ステンレスの表面 ~クロムの酸化皮膜~
2024.08.29
「ステンレス表面は錆びているの? 錆が錆を止めるってどういうこと?」
回答)
金属の酸化物を錆と呼ぶのであれば、ステンレス表面は錆びていることになります。
ただしこの錆は皮膜状でとても薄いため、錆びているように見えません。さらに一般的な環境下では内部へ浸食していく錆ではありません。

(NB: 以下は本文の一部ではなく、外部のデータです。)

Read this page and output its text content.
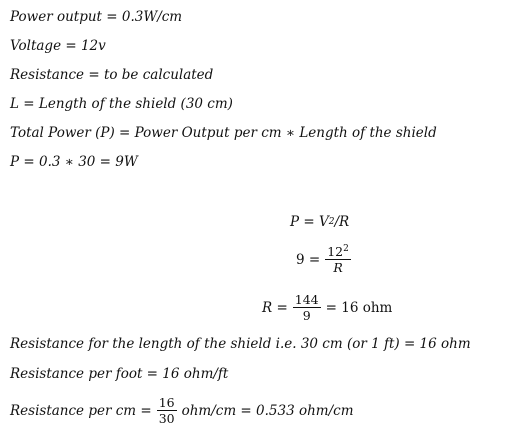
Power output = 0.3W/cm
Voltage = 12v
Resistance = to be calculated
L = Length of the shield (30 cm)
Total Power (P) = Power Output per cm ∗ Length of the shield
P = 0.3 ∗ 30 = 9W
P = V 2 /R
$9 = \frac{12^2}{R}$
$R = \frac{144}{9} = 16$ ohm
Resistance for the length of the shield i.e. 30 cm (or 1 ft) = 16 ohm
Resistance per foot = 16 ohm/ft
Resistance per cm = $\frac{16}{30} ohm/cm = 0.533$ ohm/cm
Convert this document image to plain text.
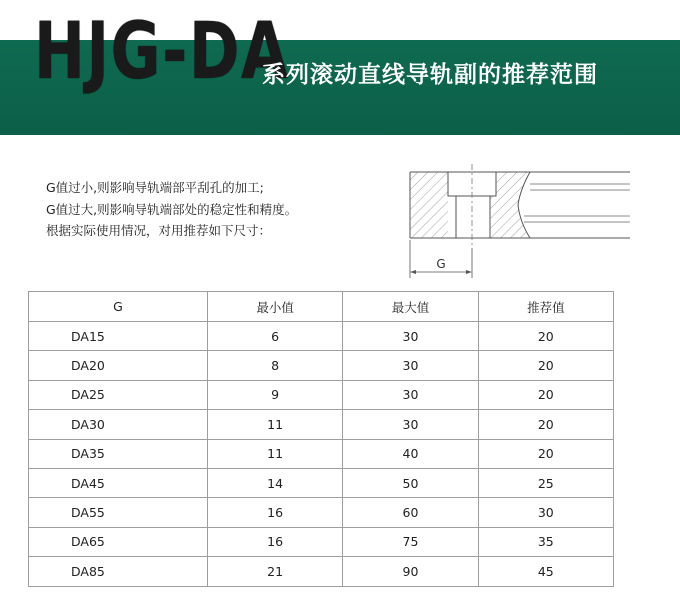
HJG-DA
系列滚动直线导轨副的推荐范围
G值过小,则影响导轨端部平刮孔的加工;
G值过大,则影响导轨端部处的稳定性和精度。
根据实际使用情况，对用推荐如下尺寸：
G
G	最小值	最大值	推荐值
DA15	6	30	20
DA20	8	30	20
DA25	9	30	20
DA30	11	30	20
DA35	11	40	20
DA45	14	50	25
DA55	16	60	30
DA65	16	75	35
DA85	21	90	45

そのため『鉄の錆』と違って深く拡がりにくい性質を持ち、錆を止めているように見えます。
ステンレスが錆びにくいことはよく知られています。
工業製品では錆びやすい外気に触れる部分や水と接触する部分で多く使われます。
その錆びにくさから、塗装・メッキをせずに使われる製品も多くあります。
身近なステンレス製品はスプーンやフォークです。よく見ると、18-8とか18-10とかハイフンを挟んだ2つの数字がマーキングされています。
これはステンレスを構成する金属の含有量だそうです。
18-8は、「クロム」という金属が18%、「ニッケル」という金属が8%入っており、残りが「鉄」であることを示しているそうです。
鉄は空気中の酸素や水と結びついてもとの姿(=錆)に戻りたい(金属はなぜサビるのか?参照)のですが、クロムを混ぜ込んだステンレスは少し挙動が違います。
ステンレスの表面でも鉄材と同じように、鉄、クロム、ニッケルなどが酸素と結びついて錆(化学の言葉で酸化物と言います)を作ろうとします。
このときクロムがつくる錆(酸化物)ががっちりスクラムを組んで皮膜状となり、表面を薄く覆うことが知られています。
すぐ近くで鉄も錆びていこうとしているのですが、クロムの酸化皮膜が覆うことでそれ以上錆が進行しない状態(錆びにくい性質)になるそうです。
クロムの酸化皮膜のおかげです。
鉄の黒錆と同様、表面の錆が内部を保護するおもしろい現象です。